Re: P=e^-λ((λ^2)/2+λ+1)
- From: "David Park" <djmpark@xxxxxxxxxxx>
- Date: Mon, 7 Jul 2008 11:27:06 -0400
I hope I have your precedence correct. With Mathematica
Define the lambda function so we can look at it:
f[\[Lambda]_] := Exp[-\[Lambda] (\[Lambda]^2/2 + \[Lambda] + 1)]
Plot it:
Plot[f[\[Lambda]], {\[Lambda], 0, 5}, PlotRange -> {0, 1}]
We might try numerical root finding, but t Mathematica will find the three roots with Solve and we can extract the real one.
sol = Part[Solve[f[\[Lambda]] == p, \[Lambda]], 1, 1] // Quiet
\[Lambda] ->
1/3 (-2 -
2/(10 - 27 Log[p] + 3 Sqrt[3] Sqrt[4 - 20 Log[p] + 27 Log[p]^2])^(
1/3) + (10 - 27 Log[p] +
3 Sqrt[3] Sqrt[4 - 20 Log[p] + 27 Log[p]^2])^(1/3))

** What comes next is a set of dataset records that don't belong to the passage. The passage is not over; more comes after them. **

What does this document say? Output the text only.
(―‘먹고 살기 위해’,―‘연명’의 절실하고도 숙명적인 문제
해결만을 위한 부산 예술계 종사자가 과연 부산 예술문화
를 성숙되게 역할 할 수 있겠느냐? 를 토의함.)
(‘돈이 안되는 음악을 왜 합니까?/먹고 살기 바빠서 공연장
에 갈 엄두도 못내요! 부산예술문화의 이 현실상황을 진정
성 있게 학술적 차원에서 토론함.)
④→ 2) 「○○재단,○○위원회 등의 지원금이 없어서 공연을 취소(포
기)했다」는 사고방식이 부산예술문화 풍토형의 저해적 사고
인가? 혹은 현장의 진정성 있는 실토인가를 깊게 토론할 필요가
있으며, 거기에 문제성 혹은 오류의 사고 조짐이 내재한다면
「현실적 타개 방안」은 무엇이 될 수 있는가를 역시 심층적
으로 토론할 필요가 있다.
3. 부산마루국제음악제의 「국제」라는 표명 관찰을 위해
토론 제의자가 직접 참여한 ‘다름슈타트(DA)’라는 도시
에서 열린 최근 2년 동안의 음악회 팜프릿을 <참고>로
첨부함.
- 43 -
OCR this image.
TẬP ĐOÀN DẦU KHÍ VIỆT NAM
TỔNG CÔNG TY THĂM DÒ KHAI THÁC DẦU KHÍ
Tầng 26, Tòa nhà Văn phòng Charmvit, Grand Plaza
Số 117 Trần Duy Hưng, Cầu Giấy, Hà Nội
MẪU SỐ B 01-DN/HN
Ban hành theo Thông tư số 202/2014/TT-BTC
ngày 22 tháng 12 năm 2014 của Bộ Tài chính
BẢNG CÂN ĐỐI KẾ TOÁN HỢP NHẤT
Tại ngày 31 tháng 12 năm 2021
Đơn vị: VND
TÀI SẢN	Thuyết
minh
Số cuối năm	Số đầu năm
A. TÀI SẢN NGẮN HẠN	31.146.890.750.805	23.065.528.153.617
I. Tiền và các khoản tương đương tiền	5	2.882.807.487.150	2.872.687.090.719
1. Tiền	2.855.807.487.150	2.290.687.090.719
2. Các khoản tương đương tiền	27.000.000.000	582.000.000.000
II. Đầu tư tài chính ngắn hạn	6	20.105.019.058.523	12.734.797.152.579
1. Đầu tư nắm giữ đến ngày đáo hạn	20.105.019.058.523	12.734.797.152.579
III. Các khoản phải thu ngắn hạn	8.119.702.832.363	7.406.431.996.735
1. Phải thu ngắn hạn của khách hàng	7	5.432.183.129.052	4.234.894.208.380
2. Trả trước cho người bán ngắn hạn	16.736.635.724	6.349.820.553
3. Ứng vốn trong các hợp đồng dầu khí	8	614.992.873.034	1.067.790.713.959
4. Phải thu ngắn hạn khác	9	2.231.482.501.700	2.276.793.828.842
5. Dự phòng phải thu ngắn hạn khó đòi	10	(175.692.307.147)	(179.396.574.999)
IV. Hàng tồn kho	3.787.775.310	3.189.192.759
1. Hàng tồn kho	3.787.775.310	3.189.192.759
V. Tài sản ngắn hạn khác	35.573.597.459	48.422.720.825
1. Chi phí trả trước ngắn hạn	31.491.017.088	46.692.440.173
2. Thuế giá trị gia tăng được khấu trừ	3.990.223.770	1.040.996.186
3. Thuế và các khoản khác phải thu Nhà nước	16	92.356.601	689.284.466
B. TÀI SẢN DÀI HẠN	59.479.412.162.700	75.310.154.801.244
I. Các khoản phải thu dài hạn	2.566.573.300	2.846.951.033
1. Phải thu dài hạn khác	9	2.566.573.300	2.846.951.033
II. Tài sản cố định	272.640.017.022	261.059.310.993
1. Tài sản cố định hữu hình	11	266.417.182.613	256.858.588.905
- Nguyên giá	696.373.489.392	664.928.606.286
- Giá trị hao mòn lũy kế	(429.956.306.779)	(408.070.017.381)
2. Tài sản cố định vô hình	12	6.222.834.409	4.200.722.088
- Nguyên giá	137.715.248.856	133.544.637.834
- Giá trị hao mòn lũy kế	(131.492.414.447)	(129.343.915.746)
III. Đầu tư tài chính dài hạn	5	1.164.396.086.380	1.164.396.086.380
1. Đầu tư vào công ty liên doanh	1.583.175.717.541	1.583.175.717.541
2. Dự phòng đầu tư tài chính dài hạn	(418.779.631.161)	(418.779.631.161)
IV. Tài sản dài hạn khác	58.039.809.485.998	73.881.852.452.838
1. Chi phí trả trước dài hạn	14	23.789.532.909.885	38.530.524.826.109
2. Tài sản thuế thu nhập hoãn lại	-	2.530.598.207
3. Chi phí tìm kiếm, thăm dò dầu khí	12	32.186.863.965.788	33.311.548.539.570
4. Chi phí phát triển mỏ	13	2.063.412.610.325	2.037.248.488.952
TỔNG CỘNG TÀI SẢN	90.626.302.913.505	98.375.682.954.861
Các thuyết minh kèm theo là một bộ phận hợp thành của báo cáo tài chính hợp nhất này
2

Checking visually for a value of p:
sol /. p -> .5
\[Lambda] -> 0.447766
which looks about right on the plot.
--
David Park
djmpark@xxxxxxxxxxx
http://home.comcast.net/~djmpark/
<davidhaslam100@xxxxxxxxxxxxxx> wrote in message news:74532254-ad81-4fb7-b1d0-c65c959291e7@xxxxxxxxxxxxxxxxxxxxxxxxxxxxxx
Hi,
Can anyone explain how I might solve the above equation for λ? This
relates to the probability of a soccer match ending under 2.5 goals
(given an average expected amount of goals (λ). I'm stuck.
Thanks, David
.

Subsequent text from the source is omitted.